The code is as follows:

#! /bin/bash

for loop in `find . -type f -name “*.sql” -print`do

echo $loop

mv -f $loop $loop.tmp

dos2unix $loop.tmp

file_check_utf8=‘file_check_utf8.log’

sed -n ‘1l’ $loop.tmp 》$file_check_utf810. if grep ‘^\\\\357\\\\273\\\\277’ $file_check_utf8 》/dev/null 2》&111. then

echo ‘UTF-8 BOM’

sed -n -e ‘1s/^. . //’ -e ‘w intermediate.txt’ $loop.tmp14. iconv -f UTF-8 -t GB2312 -o $loop intermediate.txt15. rm -rf intermediate.txt

rm -rf $loop.tmp

elif iconv -f UTF-8 -t GB2312 $loop.tmp 》/dev/null 2》&118. then

echo ‘UTF-8’< Br>

iconv -f UTF-8 -t GB2312 -o $loop $loop.tmp21. rm -rf $loop.tmp

else

echo ‘ANSI’

mv -f $loop.tmp $loop

rm -rf $file_check_utf8

#simulate unix2dos, requiring the last line of the text file to have a newline 28. sed -n -e ‘s/$/\ /g’ -e ‘w ’$loop.tmp $loop29. mv -f $loop.tmp $loop

done

#! /bin/bash

for loop in `find . -type f -name “*.sql” -print`do

echo $loop

mv -f $loop $loop.tmp

dos2unix $loop.tmp

file_check_utf8=‘file_check_utf8.log’

sed -n ‘1l’ $loop.tmp 》$file_check_utf810. if grep ‘^\\\\357\\\\273\\\\277’ $file_check_utf8 》/dev/null 2》&111. then

echo ‘UTF-8 BOM’

sed -n -e ‘1s/^. . //’ -e ‘w intermediate.txt’ $loop.tmp14. iconv -f UTF-8 -t GB2312 -o $loop intermediate.txt15. rm -rf intermediate.txt

rm -rf $loop.tmp

elif iconv -f UTF-8 -t GB2312 $loop.tmp 》/dev/null 2》&118. then

echo ‘UTF-8’< Br>

iconv -f UTF-8 -t GB2312 -o $loop $loop.tmp21. rm -rf $loop.tmp

else

echo ‘ANSI’

mv -f $loop.tmp $loop

rm -rf $file_check_utf8

#simulate unix2dos, requiring the last line of the text file to have a newline 28. sed -n -e ‘s/$/\ /g’ -e ‘w ’$loop.tmp $loop29. mv -f $loop.tmp $loop

done

Explanation

1. To deal with the UTF8 BOM, I have not found a good way, and finally judged with sed+grep, if the first three bytes are \\\\357\\\\273\\\\277, then The file must be UTF8, use sed to remove the three bytes and convert

2. To avoid duplication or omission, use iconv in the script.

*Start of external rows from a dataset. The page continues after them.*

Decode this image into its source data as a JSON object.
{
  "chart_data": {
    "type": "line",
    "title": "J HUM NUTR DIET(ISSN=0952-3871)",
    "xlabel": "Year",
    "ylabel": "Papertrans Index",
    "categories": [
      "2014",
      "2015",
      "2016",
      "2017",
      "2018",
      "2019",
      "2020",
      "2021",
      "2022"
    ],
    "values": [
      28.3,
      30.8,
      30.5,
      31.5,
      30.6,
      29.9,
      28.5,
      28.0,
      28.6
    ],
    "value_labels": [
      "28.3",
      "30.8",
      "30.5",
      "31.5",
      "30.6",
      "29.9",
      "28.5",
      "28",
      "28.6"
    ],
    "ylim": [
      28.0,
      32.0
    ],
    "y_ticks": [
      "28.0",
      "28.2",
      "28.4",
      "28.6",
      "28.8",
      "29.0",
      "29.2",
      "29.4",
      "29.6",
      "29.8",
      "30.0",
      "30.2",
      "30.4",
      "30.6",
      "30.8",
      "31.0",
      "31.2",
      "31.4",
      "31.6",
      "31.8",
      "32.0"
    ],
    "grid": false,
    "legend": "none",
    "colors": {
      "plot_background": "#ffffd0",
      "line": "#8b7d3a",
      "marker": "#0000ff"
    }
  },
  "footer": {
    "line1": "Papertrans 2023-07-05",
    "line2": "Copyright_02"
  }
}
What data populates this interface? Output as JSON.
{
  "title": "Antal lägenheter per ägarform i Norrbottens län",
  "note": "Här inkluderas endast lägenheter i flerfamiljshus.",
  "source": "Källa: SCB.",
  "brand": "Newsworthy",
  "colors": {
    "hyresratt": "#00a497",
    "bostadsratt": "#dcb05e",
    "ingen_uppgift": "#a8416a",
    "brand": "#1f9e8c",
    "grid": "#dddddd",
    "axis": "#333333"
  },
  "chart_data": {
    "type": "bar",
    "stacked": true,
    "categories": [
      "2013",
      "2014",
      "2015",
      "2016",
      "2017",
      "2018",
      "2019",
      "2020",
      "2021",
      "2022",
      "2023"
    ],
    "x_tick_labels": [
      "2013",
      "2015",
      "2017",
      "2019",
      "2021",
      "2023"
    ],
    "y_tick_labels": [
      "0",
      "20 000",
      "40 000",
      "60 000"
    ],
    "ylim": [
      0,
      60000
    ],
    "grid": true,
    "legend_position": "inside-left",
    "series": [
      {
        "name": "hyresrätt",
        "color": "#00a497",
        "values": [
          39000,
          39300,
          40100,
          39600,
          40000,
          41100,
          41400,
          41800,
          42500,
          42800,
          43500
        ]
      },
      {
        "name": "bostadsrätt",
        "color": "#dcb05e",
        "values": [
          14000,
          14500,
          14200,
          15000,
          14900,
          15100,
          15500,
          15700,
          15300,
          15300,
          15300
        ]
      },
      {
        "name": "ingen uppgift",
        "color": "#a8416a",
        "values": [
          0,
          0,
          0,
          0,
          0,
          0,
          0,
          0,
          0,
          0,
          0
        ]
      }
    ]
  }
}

The file without the BOM tries to convert one. The conversion success indicates that the file is UTF8, otherwise the description is ANSI or GB2312

3. Regarding the last sed command, it is because there is no unix2dos command on my system, so The simulation was carried out in order to facilitate viewing and editing under Windows.

The above is the introduction of UTF8 encoding batch conversion to GB2312 encoding under Linux. After conversion, it can solve garbled problems, etc. Mirror batch conversion, have you learned?